For surface running, the boats were powered by two 950 bhp diesel engines, each driving one propeller shaft. When submerged each propeller was driven by a 650 hp electric motor. They could reach 14.75 kn on the surface and 9 kn underwater. On the surface, the third batch boats had a range of 7500 nmi at 10 kn and 120 nmi at 3 kn submerged.

Supreme was armed with six 21 inch (533 mm) torpedo tubes in the bow. She carried six reload torpedoes for a grand total of a dozen torpedoes. Twelve mines could be carried in lieu of the torpedoes. The boat was also equipped with a 4-inch (102 mm) deck gun.

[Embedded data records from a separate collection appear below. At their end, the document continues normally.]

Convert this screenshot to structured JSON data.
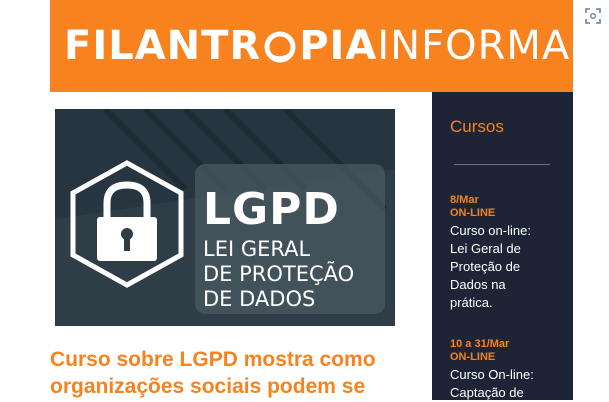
{
  "brand": {
    "name_bold_1": "FILANTR",
    "name_bold_2": "PIA",
    "name_light": "INFORMA"
  },
  "colors": {
    "accent": "#f7821e",
    "sidebar_bg": "#1d2436",
    "hero_bg": "#2e3d46",
    "text_white": "#ffffff"
  },
  "hero": {
    "title": "LGPD",
    "subtitle_lines": [
      "LEI GERAL",
      "DE PROTEÇÃO",
      "DE DADOS"
    ],
    "icon": "padlock-hexagon-icon"
  },
  "article": {
    "headline_lines": [
      "Curso sobre LGPD mostra como",
      "organizações sociais podem se"
    ]
  },
  "sidebar": {
    "title": "Cursos",
    "events": [
      {
        "date": "8/Mar",
        "mode": "ON-LINE",
        "title_lines": [
          "Curso on-line:",
          "Lei Geral de",
          "Proteção de",
          "Dados na",
          "prática."
        ]
      },
      {
        "date": "10 a 31/Mar",
        "mode": "ON-LINE",
        "title_lines": [
          "Curso On-line:",
          "Captação de"
        ]
      }
    ]
  },
  "screen_icon": "screenshot-capture-icon"
}
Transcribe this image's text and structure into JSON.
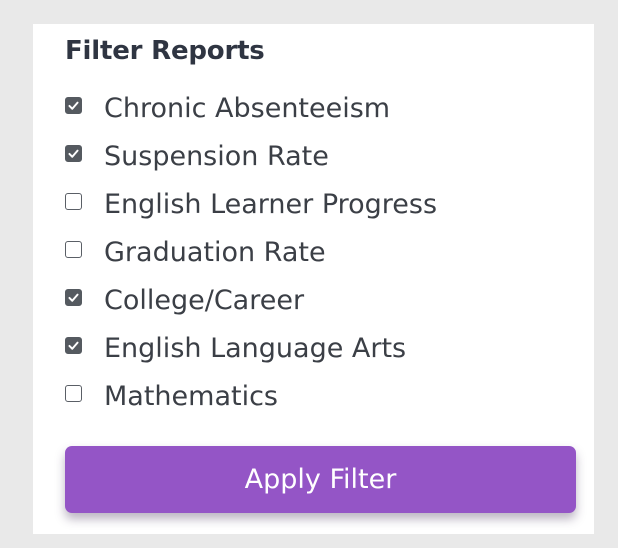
{
  "panel": {
    "title": "Filter Reports"
  },
  "filters": [
    {
      "label": "Chronic Absenteeism",
      "checked": true
    },
    {
      "label": "Suspension Rate",
      "checked": true
    },
    {
      "label": "English Learner Progress",
      "checked": false
    },
    {
      "label": "Graduation Rate",
      "checked": false
    },
    {
      "label": "College/Career",
      "checked": true
    },
    {
      "label": "English Language Arts",
      "checked": true
    },
    {
      "label": "Mathematics",
      "checked": false
    }
  ],
  "actions": {
    "apply_label": "Apply Filter"
  },
  "colors": {
    "accent": "#9455c6",
    "checkbox_fill": "#555a60",
    "page_background": "#e9e9e9",
    "panel_background": "#ffffff"
  }
}
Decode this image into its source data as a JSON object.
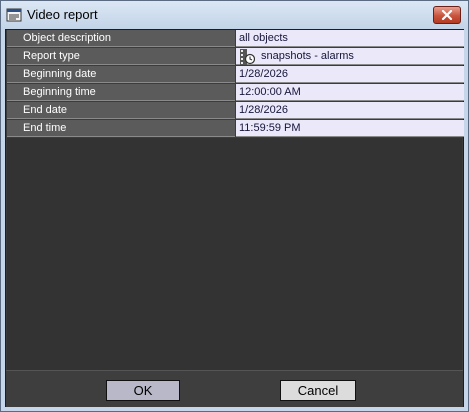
{
  "window": {
    "title": "Video report",
    "icon": "report-window-icon",
    "close_icon": "close-x-icon"
  },
  "properties": [
    {
      "label": "Object description",
      "value": "all objects"
    },
    {
      "label": "Report type",
      "value": "snapshots - alarms",
      "icon": "camera-film-icon"
    },
    {
      "label": "Beginning date",
      "value": "1/28/2026"
    },
    {
      "label": "Beginning time",
      "value": "12:00:00 AM"
    },
    {
      "label": "End date",
      "value": "1/28/2026"
    },
    {
      "label": "End time",
      "value": "11:59:59 PM"
    }
  ],
  "buttons": {
    "ok_label": "OK",
    "cancel_label": "Cancel"
  },
  "colors": {
    "label_bg": "#5b5b5b",
    "value_bg": "#ebe8fa",
    "panel_bg": "#333333",
    "close_red": "#c9543c"
  }
}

==Construction and career==
HMS Supreme was built by Cammell Laird and launched on 24 February 1944. So far she has been the only ship of the Royal Navy to bear the name Supreme. She survived the Second World War, spending most of it in the Pacific Far East, where she sank thirteen Japanese sailing vessels, six Japanese coasters, a Japanese tug and a barge, and a small unidentified Japanese vessel. Supreme also attacked what is thought to be a Japanese auxiliary patrol vessel. Supreme was eventually paid off and broken up at Troon in July 1950.